This article from the National Institute of Neurological Disorders and Stroke (see link below) explains how research has uncovered conclusive evidence that the virus can cause neuropathic problems. For that reason alone, it's an important piece of information and you may be able to refer your doctor to it if he or she, expresses doubt (tact required!) Proof may be difficult to establish but where the diagnosis is idiopathic neuropathy, there may also be a direct link to the HIV virus itself.
Remember also that HIV is only one possible cause of neuropathy but is certainly a possibility that can't be ignored.
AIDS Virus Can Infect Neuronshttp://www.ninds.nih.gov/news_and_events/news_articles/pressrelease_aids_092893.htm
Using modern genetic techniques that can detect single copies of genes inside intact cells, scientists have uncovered the first conclusive evidence that the AIDS virus (HIV) can infect neurons. And using fetal brain tissue cultures, scientists have identified key substances that turn on the AIDS virus in the brain. These and other advances in understanding how HIV attacks and damages the nervous system will be presented by more than 25 leading basic and clinical researchers at the upcoming conference, "Technical Advances in AIDS Research in the Human Nervous System," to be held at the Madison Hotel in Washington, DC on October 4-5, 1993.

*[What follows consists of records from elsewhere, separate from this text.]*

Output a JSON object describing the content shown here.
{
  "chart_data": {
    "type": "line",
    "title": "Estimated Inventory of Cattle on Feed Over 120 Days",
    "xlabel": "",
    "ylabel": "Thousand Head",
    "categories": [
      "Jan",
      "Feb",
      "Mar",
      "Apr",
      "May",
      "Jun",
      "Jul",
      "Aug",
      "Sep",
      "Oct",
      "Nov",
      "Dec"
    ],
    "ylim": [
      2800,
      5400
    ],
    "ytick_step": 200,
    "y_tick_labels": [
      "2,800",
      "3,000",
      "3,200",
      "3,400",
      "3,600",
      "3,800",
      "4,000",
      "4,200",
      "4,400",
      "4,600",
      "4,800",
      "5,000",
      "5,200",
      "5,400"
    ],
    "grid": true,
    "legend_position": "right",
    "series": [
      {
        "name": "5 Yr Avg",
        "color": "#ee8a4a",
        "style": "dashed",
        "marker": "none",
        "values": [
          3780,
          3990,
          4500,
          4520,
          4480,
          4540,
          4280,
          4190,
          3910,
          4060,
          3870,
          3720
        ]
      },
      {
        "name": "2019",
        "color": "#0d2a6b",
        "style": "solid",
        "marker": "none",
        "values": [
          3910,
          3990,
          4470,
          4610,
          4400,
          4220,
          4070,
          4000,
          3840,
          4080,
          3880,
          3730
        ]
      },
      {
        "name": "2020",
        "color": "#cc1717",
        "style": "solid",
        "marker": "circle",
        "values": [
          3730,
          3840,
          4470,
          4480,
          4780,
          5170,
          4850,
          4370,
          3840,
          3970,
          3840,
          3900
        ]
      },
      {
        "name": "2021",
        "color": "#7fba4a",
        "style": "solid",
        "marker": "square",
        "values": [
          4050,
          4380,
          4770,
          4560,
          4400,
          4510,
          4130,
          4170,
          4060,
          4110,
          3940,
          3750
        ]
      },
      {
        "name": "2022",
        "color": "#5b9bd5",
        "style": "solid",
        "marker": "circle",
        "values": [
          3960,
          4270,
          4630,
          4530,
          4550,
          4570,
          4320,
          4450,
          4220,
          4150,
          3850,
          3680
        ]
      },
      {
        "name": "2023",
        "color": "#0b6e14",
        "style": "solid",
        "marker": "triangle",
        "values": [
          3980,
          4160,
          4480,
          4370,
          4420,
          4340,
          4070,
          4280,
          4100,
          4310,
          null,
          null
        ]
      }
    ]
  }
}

"The AIDS virus affects the brain in a variety of subtle ways to cause a multitude of devastating clinical problems," said Eugene Major, Ph.D., conference chair and AIDS coordinator for the intramural program of the National Institute of Neurological Disorders and Stroke (NINDS). "Our understanding of this complex picture has matured dramatically thanks to new findings from innovative technologies to be described at this conference."
The upcoming conference is sponsored by the NINDS with support from the National Institutes of Health's Office of AIDS Research and IGEN, Inc., a biotechnology company based in Rockville, Maryland.
"IGEN is proud to present at this meeting its promising new technology — electrochemiluminescence — that may advance the ability to diagnose HIV and other infectious agents in the central nervous system," said Dr. Richard Massey, the company's president.
Other advances to be presented at the conference include:
a new mouse model that offers insight into brain damage in children with AIDS,
evidence that specific brain cells, called glial cells, may serve as an AIDS virus reservoir, and
identification of toxins secreted by infected cells in the brain that may cause AIDS dementia.
More than half of people who are infected with HIV develop neurological complications during the course of their disease, and some autopsy studies show abnormal changes in brain and nervous tissue in as many as 90 percent of patients. Two common complications are AIDS dementia, which progressively strips away the abilities to learn and remember, and painful damage to the body's nerves called peripheral neuropathy. Both of these complications affect about one in three AIDS patients.
"As ongoing research teaches us more about how the AIDS virus damages vulnerable cells in the brain and nervous system to cause disease, we are also gaining valuable insights into how these cells work together to yield normal brain function," said Patricia A. Grady, Ph.D., acting director of the NINDS.
The NINDS, one of the 17 National Institutes of Health in Bethesda, MD, is the nation's leading supporter of research on disorders of the brain and nervous system. IGEN, Inc. was founded in 1982 to provide products for integrated health care related to cancer and acute infectious disease.